— Я — одинок, — сказал Загжевский строго. — Меня любовь не удовлетворяет. Я — как статуя.
* * *
Поплелось время без близкого присутствия Загжевского. Он приезжал только на праздники и на летние каникулы. Он ссорился и мирился со мной, он рассказывал мне о своей замечательной жизни в Брно. Он сшил себе смокинг, он носил палевые перчатки, он душился «Шипром».

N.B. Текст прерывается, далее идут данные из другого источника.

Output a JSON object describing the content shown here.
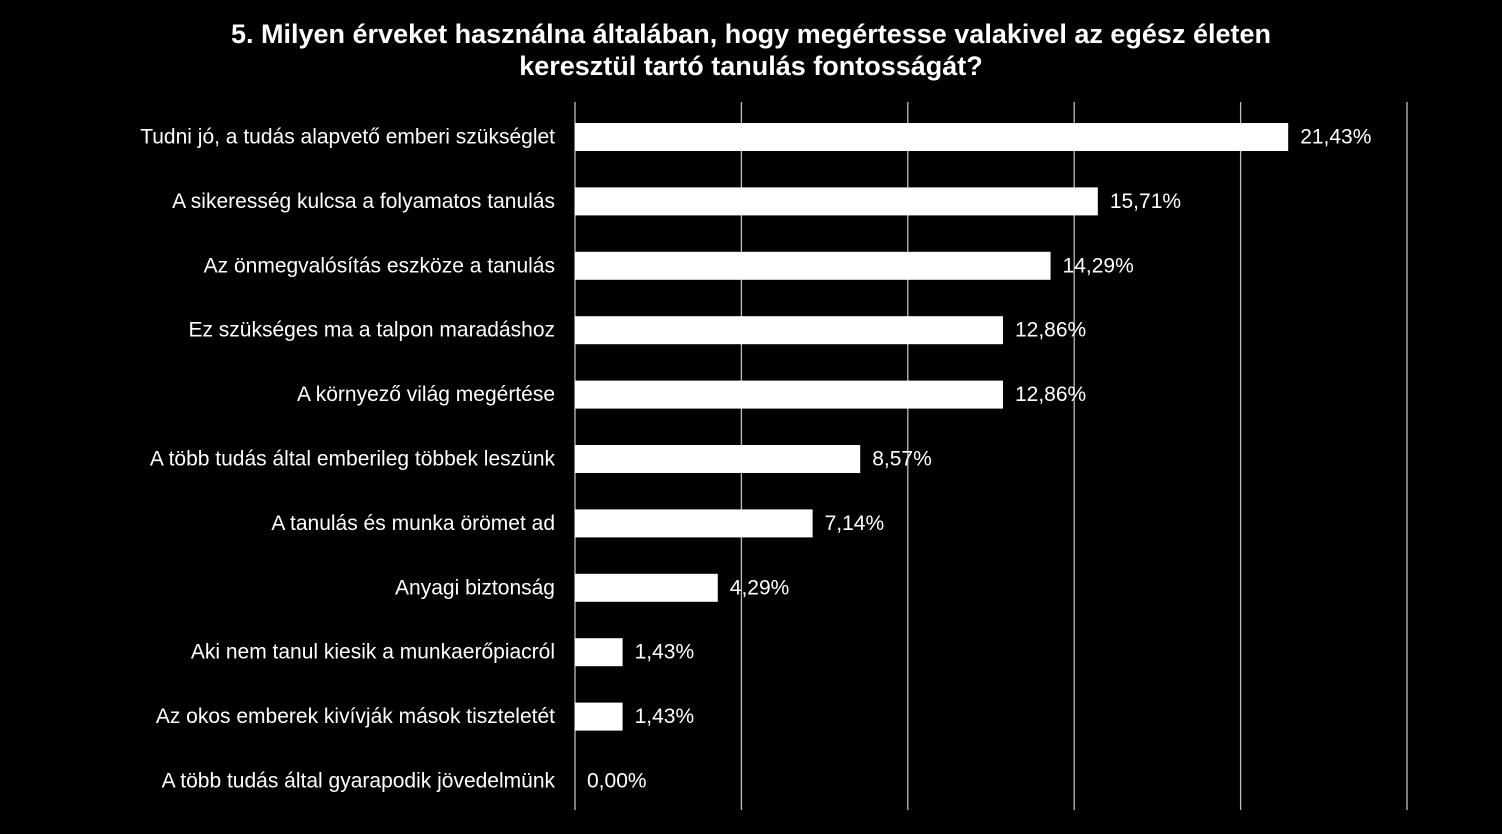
{
  "chart_data": {
    "type": "bar",
    "orientation": "horizontal",
    "title_lines": [
      "5. Milyen érveket használna általában, hogy megértesse valakivel az egész életen",
      "keresztül tartó tanulás fontosságát?"
    ],
    "categories": [
      "Tudni jó, a tudás alapvető emberi szükséglet",
      "A sikeresség kulcsa a folyamatos tanulás",
      "Az önmegvalósítás eszköze a tanulás",
      "Ez szükséges ma a talpon maradáshoz",
      "A környező világ megértése",
      "A több tudás által emberileg többek leszünk",
      "A tanulás és munka örömet ad",
      "Anyagi biztonság",
      "Aki nem tanul kiesik a munkaerőpiacról",
      "Az okos emberek kivívják mások tiszteletét",
      "A több tudás által gyarapodik jövedelmünk"
    ],
    "values": [
      21.43,
      15.71,
      14.29,
      12.86,
      12.86,
      8.57,
      7.14,
      4.29,
      1.43,
      1.43,
      0.0
    ],
    "value_labels": [
      "21,43%",
      "15,71%",
      "14,29%",
      "12,86%",
      "12,86%",
      "8,57%",
      "7,14%",
      "4,29%",
      "1,43%",
      "1,43%",
      "0,00%"
    ],
    "xlim": [
      0,
      25
    ],
    "grid": true,
    "legend": "none",
    "bar_color": "#ffffff",
    "background_color": "#000000",
    "text_color": "#ffffff",
    "grid_color": "#bdbdbd"
  }
}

Я уже вполне была уверена, что он в моей жизни не реальность, не судьба, не счастье. Я сознательно уже перевела его в тот план, где слабо дышат музы, где стоят розовые замки сентиментальности, где детский сон открывает глаза больше от страха и сейчас же закрывает их руками, чтобы ничего опасного и не увидеть. А в плане жизни я уже предвидела иное, принимала все и была готова к реальности.
* * *
Я кончила гимназию с Загжевским-младшим. Он очень хорошо учился по математике, плохо по- русски, плохо по-латыни. Латинист его ненавидел я говорил так:
— Все фотографии печатаете, негативы проявляете. Хе-хе. Подобно тому как Форд выпускает каждую минуту по автомобилю, наш Загжевскнй выпускает каждую минуту по фотографии лагеря и его окрестностей. А что вы по-латыни знаете? Бежал через мосточек, ухватил кленовый листочек, хе-хе…

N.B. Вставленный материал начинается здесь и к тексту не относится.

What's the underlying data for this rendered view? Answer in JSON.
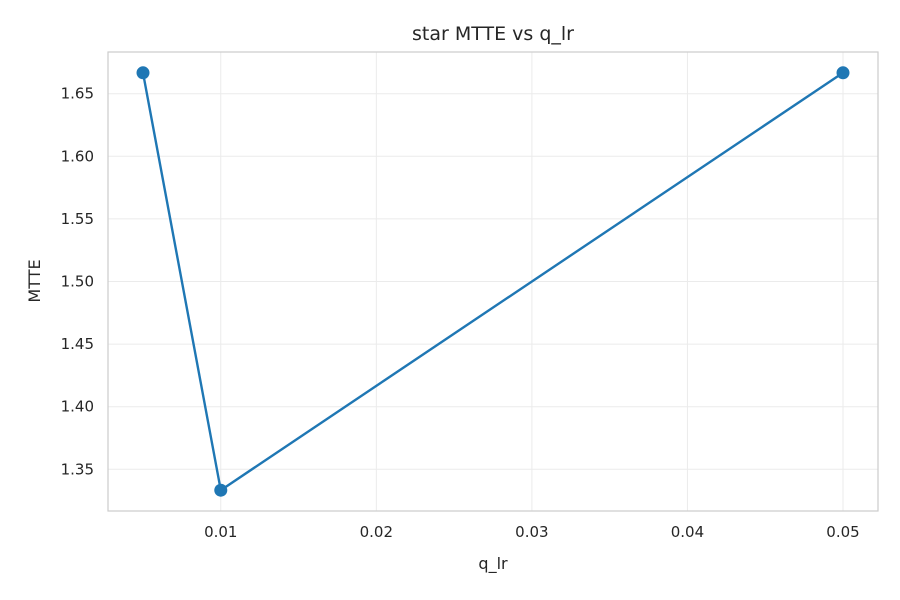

Весь класс начинал смеяться сомнительным остротам и смотреть на Загжевского. А он говорил:
— Я все старое знаю, но не повторял. Спросите меня послезавтра.

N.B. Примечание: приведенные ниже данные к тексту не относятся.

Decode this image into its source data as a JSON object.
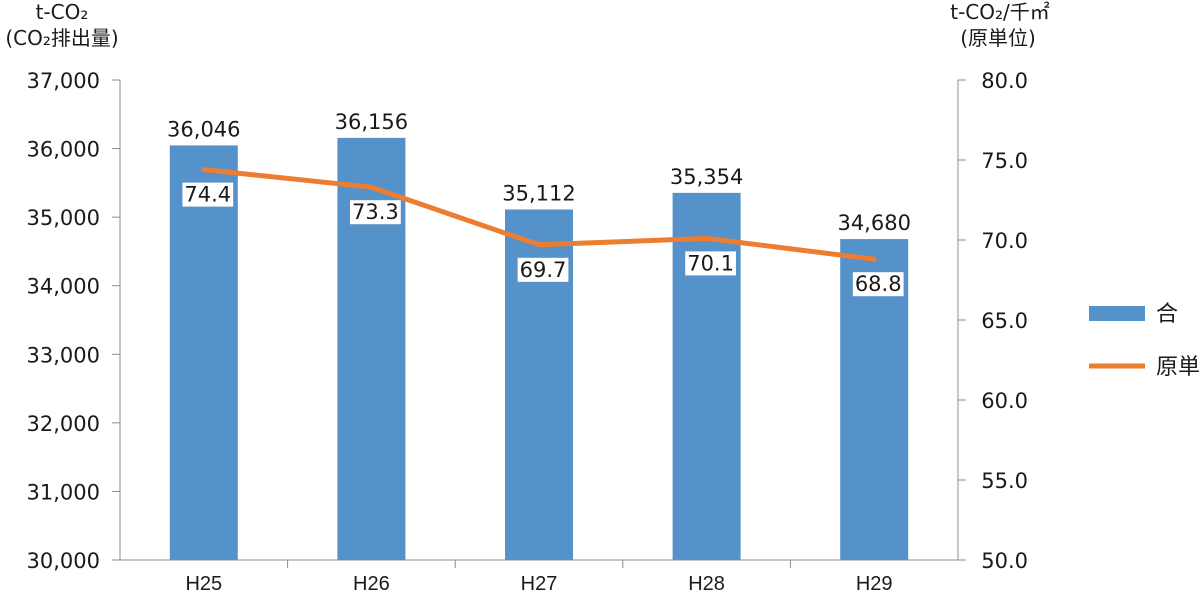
{
  "chart_data": {
    "type": "bar",
    "categories": [
      "H25",
      "H26",
      "H27",
      "H28",
      "H29"
    ],
    "series": [
      {
        "name": "合　計",
        "type": "bar",
        "axis": "left",
        "values": [
          36046,
          36156,
          35112,
          35354,
          34680
        ],
        "labels": [
          "36,046",
          "36,156",
          "35,112",
          "35,354",
          "34,680"
        ],
        "color": "#5592c9"
      },
      {
        "name": "原単位",
        "type": "line",
        "axis": "right",
        "values": [
          74.4,
          73.3,
          69.7,
          70.1,
          68.8
        ],
        "labels": [
          "74.4",
          "73.3",
          "69.7",
          "70.1",
          "68.8"
        ],
        "color": "#ec7d31"
      }
    ],
    "y_left": {
      "label_line1": "t-CO₂",
      "label_line2": "(CO₂排出量)",
      "ylim": [
        30000,
        37000
      ],
      "ticks": [
        "30,000",
        "31,000",
        "32,000",
        "33,000",
        "34,000",
        "35,000",
        "36,000",
        "37,000"
      ]
    },
    "y_right": {
      "label_line1": "t-CO₂/千㎡",
      "label_line2": "(原単位)",
      "ylim": [
        50.0,
        80.0
      ],
      "ticks": [
        "50.0",
        "55.0",
        "60.0",
        "65.0",
        "70.0",
        "75.0",
        "80.0"
      ]
    },
    "grid": false,
    "legend_position": "right"
  }
}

Наш выпуск был несчастным выпуском. Когда мы перешли в восьмой класс, директор сказал нам:
— Вы напоминаете мне выпуск 1926 года. Самый недисциплинированный. Вот случай, характерный для того выпуска: ревизор, господин Лакомый, сказал, что выдержавшие экзамены ученики не смеют покидать лагеря до окончания всеми экзаменов. И что же? Идет он прогуляться в город на второй день экзаменов и видит картину — впереди него идет Митинская в коротком розовом пальто, а по бокам Троилин и, как его, Крейцберг. А них Морковин с букетом. У Троилина на голове чемодан, у Крейцберга на лице — маска собаки, и он лает. Выйдя на площадь, все грянули хором неприличную песню. А Морковин стал бросать цветы под ноги Митинской. Господин Лакомый не захотел к ним подходить, но сейчас же вернулся в лагерь без лица. Все впечатление от экзаменов было сорвано. Отчего вы, собственно, смеетесь?
Весь наш класс хохотал не нервно, а в голос, переживая странички прошлого и представляя себе Крейцберга, как живого.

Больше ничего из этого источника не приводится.